As a condition of the settlement, the city has not admitted liability in any of the cases. Mayor Perkins would not definitively say discrimination happened in the police department.

“We are not admitting fault,” Mayor Robbie Perkins said at a news conference Wednesday afternoon.

However, the city emphasized improvements in the police department since the cases first came forward.

“The police department has revised its promotional, investigative and disciplinary processes since 2011. In addition, the department has implemented over 200 of 226 specific recommendations offered in a 2008 management and staffing study completed by Carroll Buracker and Associates,” officials said in a press release.

The agreement does not resolve the former Greensboro police officers Charles Cherry and Joseph Pryor claims, the case involving Police Captain James Hinson and former Police Chief David Wray’s claim for attorney’s fees.

The city has already spent $2.3 million dollars in legal fees for these lawsuits.

Both Mayor Perkins and the city’s attorney said they were confident the cases would have won at court, but ultimately decided it was not worth the financial and emotional strain of continuing to drag the cases through court.

Mayor Perkins was asked why the city would opt to settle now if they believe they could win in court.

“I think it’s an economic decision because the cost of settlement is less than the cost of going to court, but I think it’s a lot more than that. It’s a sense of closure for the community. It’s a sense of doing what’s right,” he said.

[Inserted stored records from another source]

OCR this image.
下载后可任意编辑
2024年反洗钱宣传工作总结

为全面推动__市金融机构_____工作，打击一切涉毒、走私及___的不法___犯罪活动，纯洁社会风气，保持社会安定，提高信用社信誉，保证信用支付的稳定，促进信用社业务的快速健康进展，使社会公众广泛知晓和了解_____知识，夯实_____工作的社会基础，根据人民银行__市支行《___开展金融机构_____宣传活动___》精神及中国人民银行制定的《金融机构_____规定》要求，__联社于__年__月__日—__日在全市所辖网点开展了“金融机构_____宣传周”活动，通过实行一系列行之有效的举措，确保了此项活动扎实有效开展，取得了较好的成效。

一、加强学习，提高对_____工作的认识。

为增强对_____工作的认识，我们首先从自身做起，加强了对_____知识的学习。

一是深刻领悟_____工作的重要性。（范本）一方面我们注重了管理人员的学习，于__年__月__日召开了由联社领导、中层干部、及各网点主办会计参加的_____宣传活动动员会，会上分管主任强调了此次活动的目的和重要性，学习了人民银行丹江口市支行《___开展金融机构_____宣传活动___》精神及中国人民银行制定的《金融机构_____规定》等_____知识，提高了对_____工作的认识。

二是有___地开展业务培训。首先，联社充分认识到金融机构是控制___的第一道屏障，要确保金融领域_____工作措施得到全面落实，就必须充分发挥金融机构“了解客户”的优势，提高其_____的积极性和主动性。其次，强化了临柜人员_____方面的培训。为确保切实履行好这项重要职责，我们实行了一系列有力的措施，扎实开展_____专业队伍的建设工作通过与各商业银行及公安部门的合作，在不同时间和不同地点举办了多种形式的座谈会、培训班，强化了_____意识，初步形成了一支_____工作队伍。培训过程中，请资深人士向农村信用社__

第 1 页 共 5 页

Mayor Pro Tem Yvonne Johnson added, “I think this will put to bed, in a sense, 39 cases. That we can move forward from this point on and we need to do that because there are many issues on our plate such as jobs and economic development that we really need to focus on.”

Background

Last month, Mayor Robbie Perkins called a closed-door session to consult with council and city attorneys about the lawsuits filed by several officers, who allege racial discrimination and unfairness by the Greensboro Police Department.

In 2006, Greensboro found itself in midst of a controversy involving a number of Greensboro Police Officers who claimed the department had discriminated against them based on their race.

David Wray resigned as chief of Greensboro Police as a result of these allegations that same year.

Wray filed a lawsuit against the city in 2009 claiming that the city leaders stripped him of his authority and forced him out of office.

In February, a 17-page transcript detailing a conversation between Wray, Former Greensboro City Manager Mitchell Johnson and a human resource director was made public.

In the transcripts, Wray defends using the departments intelligence unit to investigate officers.

The city has already accumulated $1 million dollars in legal fees over the seven-year period.